But while the Food Cubby has been hailed as genius by many, there are a growing crowd of people outraged by the gadget - believing that parents shouldn’t ‘coddle’ children by giving into their food preferences.
Wrote one: ‘Or you could be a parent with a backbone... tell them to eat it or nothing.’ Added another: ‘I got a better solution for "picky" eaters.. DEAL WITH YOUR FOOD TOUCHING!!’
A third wrote: ‘People need to remember who is the child and who is the parent!!!’
Said another: ‘This is so crazy. People need to stop coddling their kids. My son has autism and hated his food mixing. Guess what, he needed to get over it, so he could function in society. 10 years later he is ok with his food touching.

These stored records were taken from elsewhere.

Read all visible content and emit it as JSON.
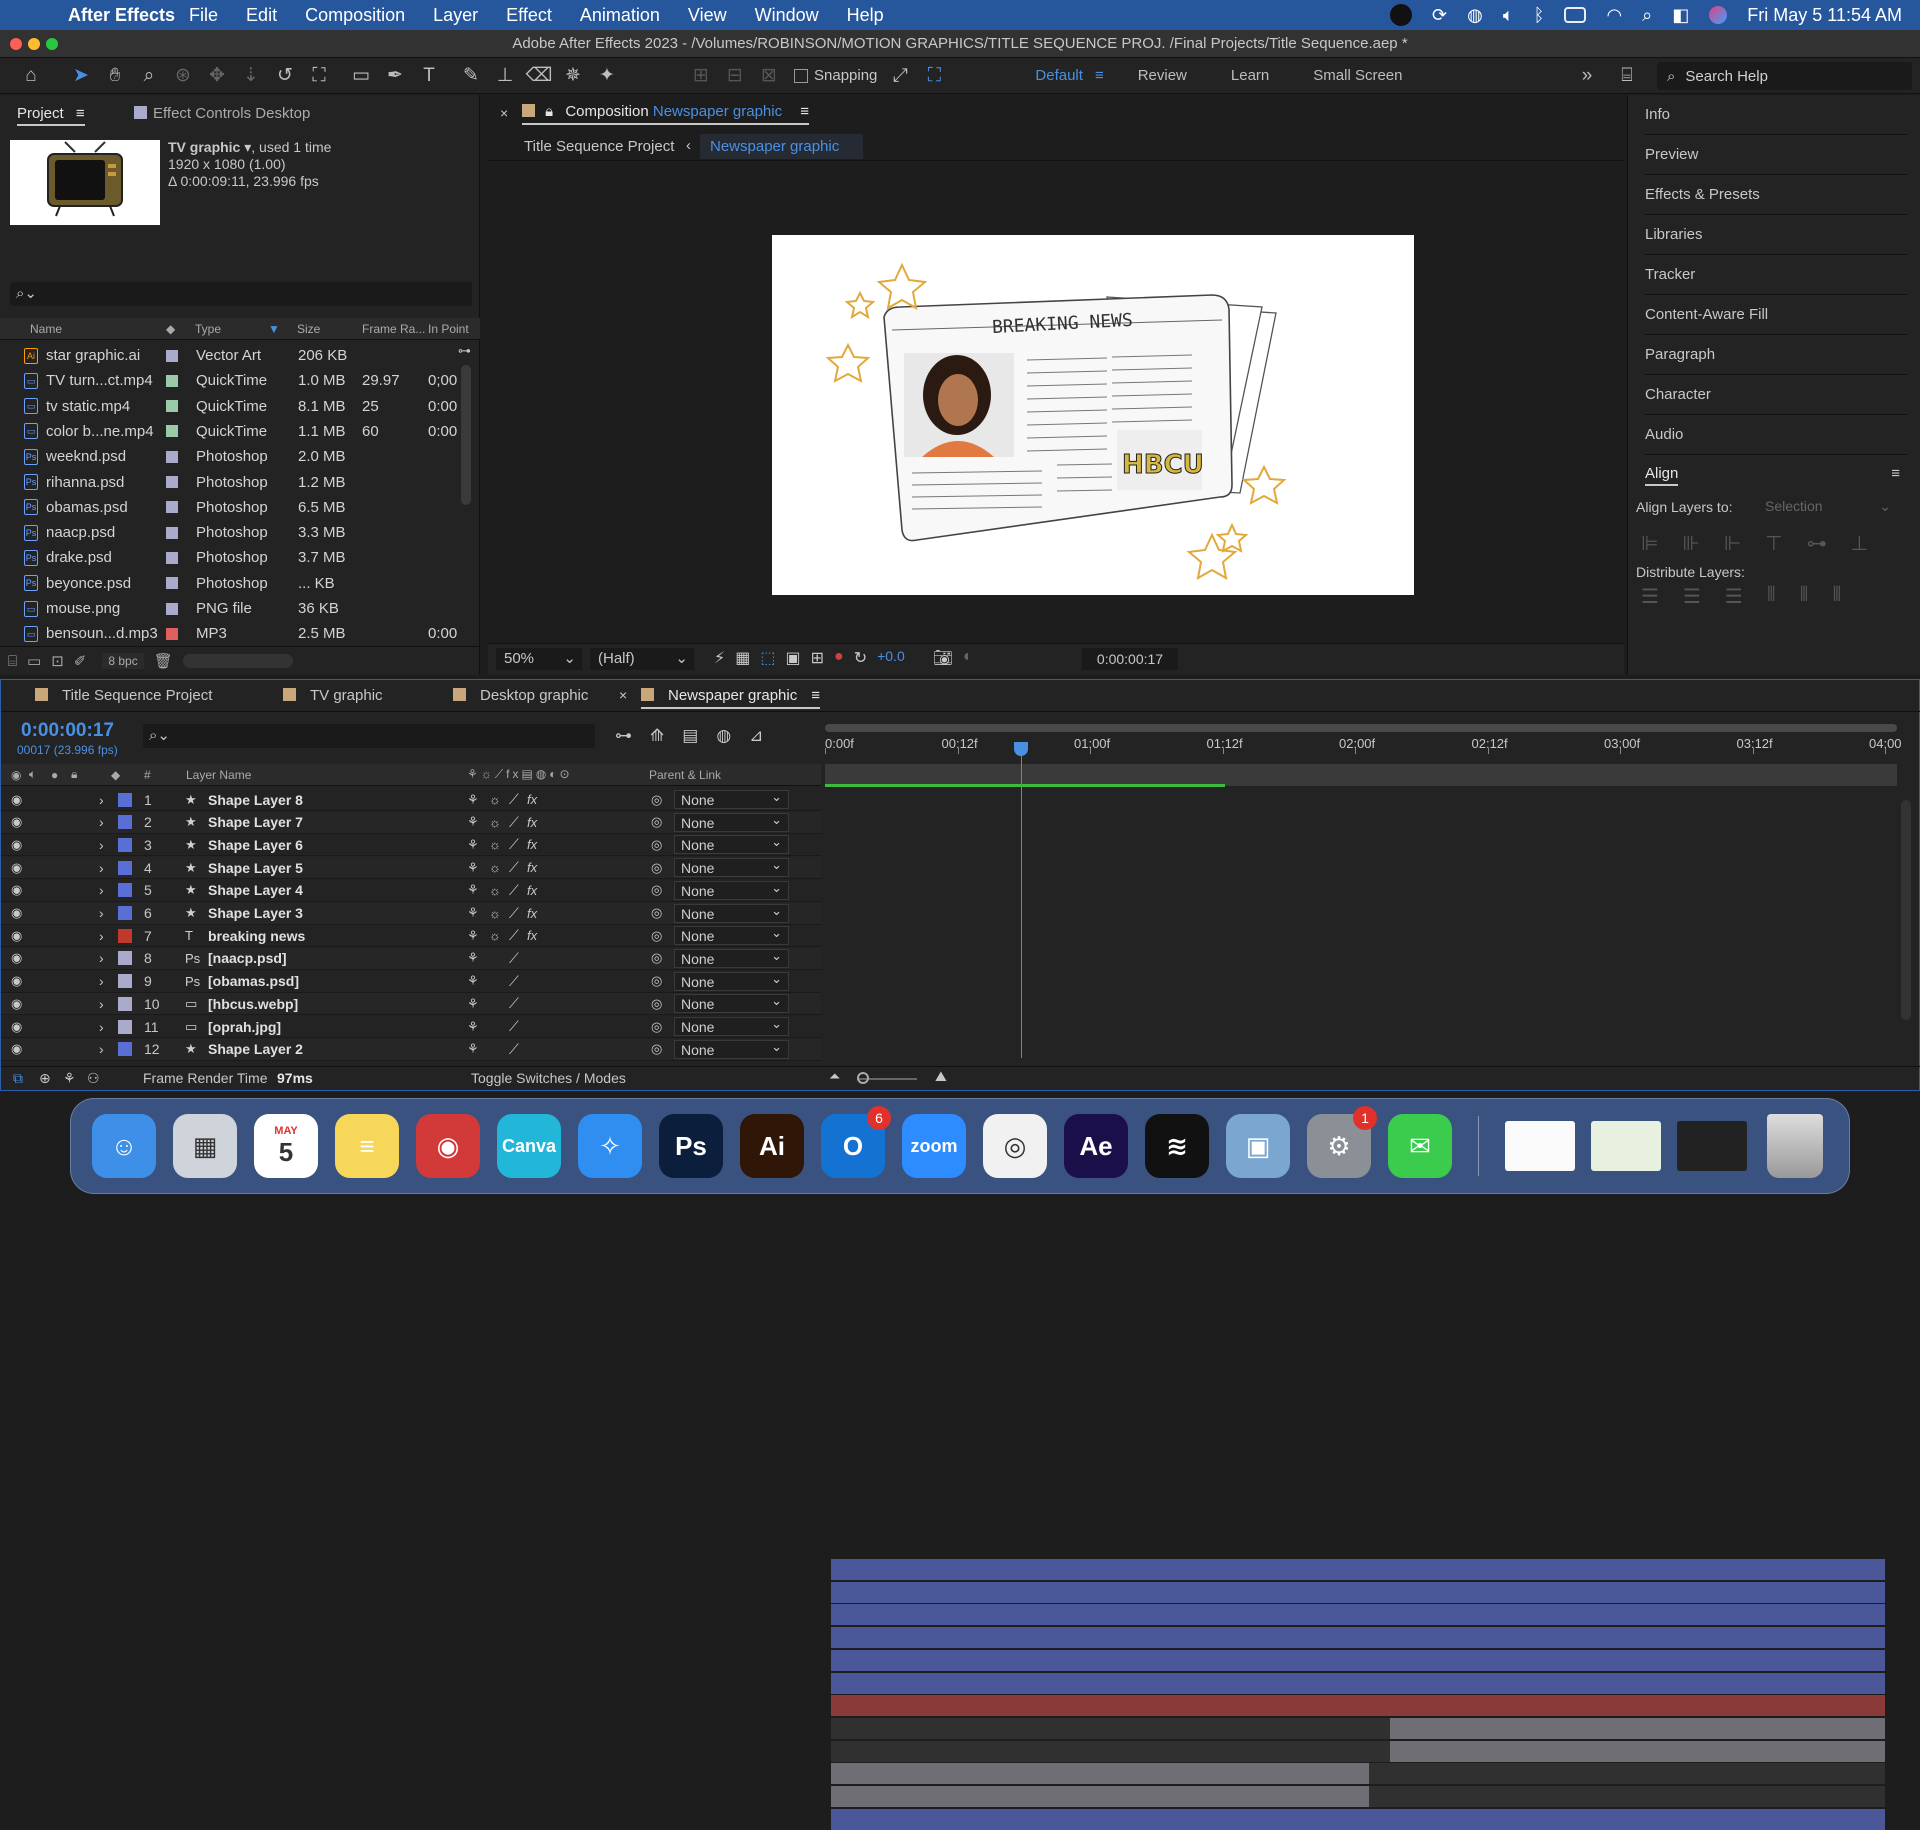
{
  "menubar": {
    "app": "After Effects",
    "items": [
      "File",
      "Edit",
      "Composition",
      "Layer",
      "Effect",
      "Animation",
      "View",
      "Window",
      "Help"
    ],
    "clock": "Fri May 5  11:54 AM"
  },
  "window": {
    "title": "Adobe After Effects 2023 - /Volumes/ROBINSON/MOTION GRAPHICS/TITLE SEQUENCE PROJ. /Final Projects/Title Sequence.aep *"
  },
  "toolbar": {
    "snapping": "Snapping",
    "workspaces": [
      "Default",
      "Review",
      "Learn",
      "Small Screen"
    ],
    "search_help": "Search Help"
  },
  "project": {
    "tab": "Project",
    "tab2": "Effect Controls Desktop",
    "selected_name": "TV graphic",
    "used": ", used 1 time",
    "dims": "1920 x 1080 (1.00)",
    "duration": "Δ 0:00:09:11, 23.996 fps",
    "columns": [
      "Name",
      "Type",
      "Size",
      "Frame Ra...",
      "In Point"
    ],
    "items": [
      {
        "name": "star graphic.ai",
        "type": "Vector Art",
        "size": "206 KB",
        "fr": "",
        "in": "",
        "icon": "Ai",
        "color": "#aaaacc"
      },
      {
        "name": "TV turn...ct.mp4",
        "type": "QuickTime",
        "size": "1.0 MB",
        "fr": "29.97",
        "in": "0;00",
        "icon": "▭",
        "color": "#9ccaa8"
      },
      {
        "name": "tv static.mp4",
        "type": "QuickTime",
        "size": "8.1 MB",
        "fr": "25",
        "in": "0:00",
        "icon": "▭",
        "color": "#9ccaa8"
      },
      {
        "name": "color b...ne.mp4",
        "type": "QuickTime",
        "size": "1.1 MB",
        "fr": "60",
        "in": "0:00",
        "icon": "▭",
        "color": "#9ccaa8"
      },
      {
        "name": "weeknd.psd",
        "type": "Photoshop",
        "size": "2.0 MB",
        "fr": "",
        "in": "",
        "icon": "Ps",
        "color": "#aaaacc"
      },
      {
        "name": "rihanna.psd",
        "type": "Photoshop",
        "size": "1.2 MB",
        "fr": "",
        "in": "",
        "icon": "Ps",
        "color": "#aaaacc"
      },
      {
        "name": "obamas.psd",
        "type": "Photoshop",
        "size": "6.5 MB",
        "fr": "",
        "in": "",
        "icon": "Ps",
        "color": "#aaaacc"
      },
      {
        "name": "naacp.psd",
        "type": "Photoshop",
        "size": "3.3 MB",
        "fr": "",
        "in": "",
        "icon": "Ps",
        "color": "#aaaacc"
      },
      {
        "name": "drake.psd",
        "type": "Photoshop",
        "size": "3.7 MB",
        "fr": "",
        "in": "",
        "icon": "Ps",
        "color": "#aaaacc"
      },
      {
        "name": "beyonce.psd",
        "type": "Photoshop",
        "size": "... KB",
        "fr": "",
        "in": "",
        "icon": "Ps",
        "color": "#aaaacc"
      },
      {
        "name": "mouse.png",
        "type": "PNG file",
        "size": "36 KB",
        "fr": "",
        "in": "",
        "icon": "▭",
        "color": "#aaaacc"
      },
      {
        "name": "bensoun...d.mp3",
        "type": "MP3",
        "size": "2.5 MB",
        "fr": "",
        "in": "0:00",
        "icon": "▭",
        "color": "#e06060"
      }
    ],
    "bpc": "8 bpc"
  },
  "composition": {
    "tab_prefix": "Composition",
    "tab_name": "Newspaper graphic",
    "crumb1": "Title Sequence Project",
    "crumb2": "Newspaper graphic",
    "zoom": "50%",
    "quality": "(Half)",
    "exposure": "+0.0",
    "timecode": "0:00:00:17",
    "headline": "BREAKING NEWS",
    "badge": "HBCU"
  },
  "right_panels": [
    "Info",
    "Preview",
    "Effects & Presets",
    "Libraries",
    "Tracker",
    "Content-Aware Fill",
    "Paragraph",
    "Character",
    "Audio"
  ],
  "align": {
    "title": "Align",
    "layers_to": "Align Layers to:",
    "selection": "Selection",
    "distribute": "Distribute Layers:"
  },
  "timeline": {
    "tabs": [
      "Title Sequence Project",
      "TV graphic",
      "Desktop graphic",
      "Newspaper graphic"
    ],
    "timecode": "0:00:00:17",
    "fps": "00017 (23.996 fps)",
    "ruler": [
      "0:00f",
      "00:12f",
      "01:00f",
      "01:12f",
      "02:00f",
      "02:12f",
      "03:00f",
      "03:12f",
      "04:00"
    ],
    "col_layer": "Layer Name",
    "col_num": "#",
    "col_parent": "Parent & Link",
    "layers": [
      {
        "n": "1",
        "name": "Shape Layer 8",
        "kind": "★",
        "color": "#5a6fd6",
        "fx": true,
        "parent": "None",
        "start": 0,
        "end": 1,
        "bar": "#4a5899"
      },
      {
        "n": "2",
        "name": "Shape Layer 7",
        "kind": "★",
        "color": "#5a6fd6",
        "fx": true,
        "parent": "None",
        "start": 0,
        "end": 1,
        "bar": "#4a5899"
      },
      {
        "n": "3",
        "name": "Shape Layer 6",
        "kind": "★",
        "color": "#5a6fd6",
        "fx": true,
        "parent": "None",
        "start": 0,
        "end": 1,
        "bar": "#4a5899"
      },
      {
        "n": "4",
        "name": "Shape Layer 5",
        "kind": "★",
        "color": "#5a6fd6",
        "fx": true,
        "parent": "None",
        "start": 0,
        "end": 1,
        "bar": "#4a5899"
      },
      {
        "n": "5",
        "name": "Shape Layer 4",
        "kind": "★",
        "color": "#5a6fd6",
        "fx": true,
        "parent": "None",
        "start": 0,
        "end": 1,
        "bar": "#4a5899"
      },
      {
        "n": "6",
        "name": "Shape Layer 3",
        "kind": "★",
        "color": "#5a6fd6",
        "fx": true,
        "parent": "None",
        "start": 0,
        "end": 1,
        "bar": "#4a5899"
      },
      {
        "n": "7",
        "name": "breaking news",
        "kind": "T",
        "color": "#c0392b",
        "fx": true,
        "parent": "None",
        "start": 0,
        "end": 1,
        "bar": "#8b3a3a"
      },
      {
        "n": "8",
        "name": "[naacp.psd]",
        "kind": "Ps",
        "color": "#aaaacc",
        "fx": false,
        "parent": "None",
        "start": 0.53,
        "end": 1,
        "bar": "#6e6e74"
      },
      {
        "n": "9",
        "name": "[obamas.psd]",
        "kind": "Ps",
        "color": "#aaaacc",
        "fx": false,
        "parent": "None",
        "start": 0.53,
        "end": 1,
        "bar": "#6e6e74"
      },
      {
        "n": "10",
        "name": "[hbcus.webp]",
        "kind": "▭",
        "color": "#aaaacc",
        "fx": false,
        "parent": "None",
        "start": 0,
        "end": 0.51,
        "bar": "#6e6e74"
      },
      {
        "n": "11",
        "name": "[oprah.jpg]",
        "kind": "▭",
        "color": "#aaaacc",
        "fx": false,
        "parent": "None",
        "start": 0,
        "end": 0.51,
        "bar": "#6e6e74"
      },
      {
        "n": "12",
        "name": "Shape Layer 2",
        "kind": "★",
        "color": "#5a6fd6",
        "fx": false,
        "parent": "None",
        "start": 0,
        "end": 1,
        "bar": "#4a5899"
      }
    ],
    "playhead": 0.18,
    "frame_render_label": "Frame Render Time",
    "frame_render_value": "97ms",
    "toggle": "Toggle Switches / Modes"
  },
  "dock": [
    {
      "name": "Finder",
      "label": "☺",
      "bg": "#3d8fe8"
    },
    {
      "name": "Launchpad",
      "label": "▦",
      "bg": "#cfd3da"
    },
    {
      "name": "Calendar",
      "label": "5",
      "bg": "#ffffff",
      "month": "MAY"
    },
    {
      "name": "Notes",
      "label": "≡",
      "bg": "#f7d75a"
    },
    {
      "name": "Photo Booth",
      "label": "◉",
      "bg": "#d23a3a"
    },
    {
      "name": "Canva",
      "label": "Canva",
      "bg": "#22b6d8"
    },
    {
      "name": "Safari",
      "label": "✧",
      "bg": "#2f8ef0"
    },
    {
      "name": "Photoshop",
      "label": "Ps",
      "bg": "#0b1f3d"
    },
    {
      "name": "Illustrator",
      "label": "Ai",
      "bg": "#2f1606"
    },
    {
      "name": "Outlook",
      "label": "O",
      "bg": "#1473d2",
      "badge": "6"
    },
    {
      "name": "Zoom",
      "label": "zoom",
      "bg": "#2d8cff"
    },
    {
      "name": "Chrome",
      "label": "◎",
      "bg": "#f1f1f1"
    },
    {
      "name": "After Effects",
      "label": "Ae",
      "bg": "#1b0f4a"
    },
    {
      "name": "Spotify",
      "label": "≋",
      "bg": "#111111"
    },
    {
      "name": "Preview",
      "label": "▣",
      "bg": "#7aa6cf"
    },
    {
      "name": "System Settings",
      "label": "⚙",
      "bg": "#8b8f96",
      "badge": "1"
    },
    {
      "name": "Messages",
      "label": "✉",
      "bg": "#3ccc4d"
    }
  ]
}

Can you imagine how it would look at age 13 if he were to use those at school? Haha!’
But the criticism brought on a barrage of comments from supporters of the product, claiming that haters needed to be more sensitive.
Said one: ‘I've been a special education teacher for [18 years]. The first thing I learned was, "If you've met one person with autism, you've met one person with autism." Another thing I learned about autism is to be extremely careful with food. It is possible to create such food phobias that a kid with autism would starve rather than eat. Not go hungry, but actually, starve. What you are advocating for is dangerous.’
Added another: ‘Some kids had a hard time with sensory of food touching and therefore can't eat it if it was touching. I was, and still am, like that. There are many foods I wont touch if they are touching something else. Like peas and mashed potatoes.’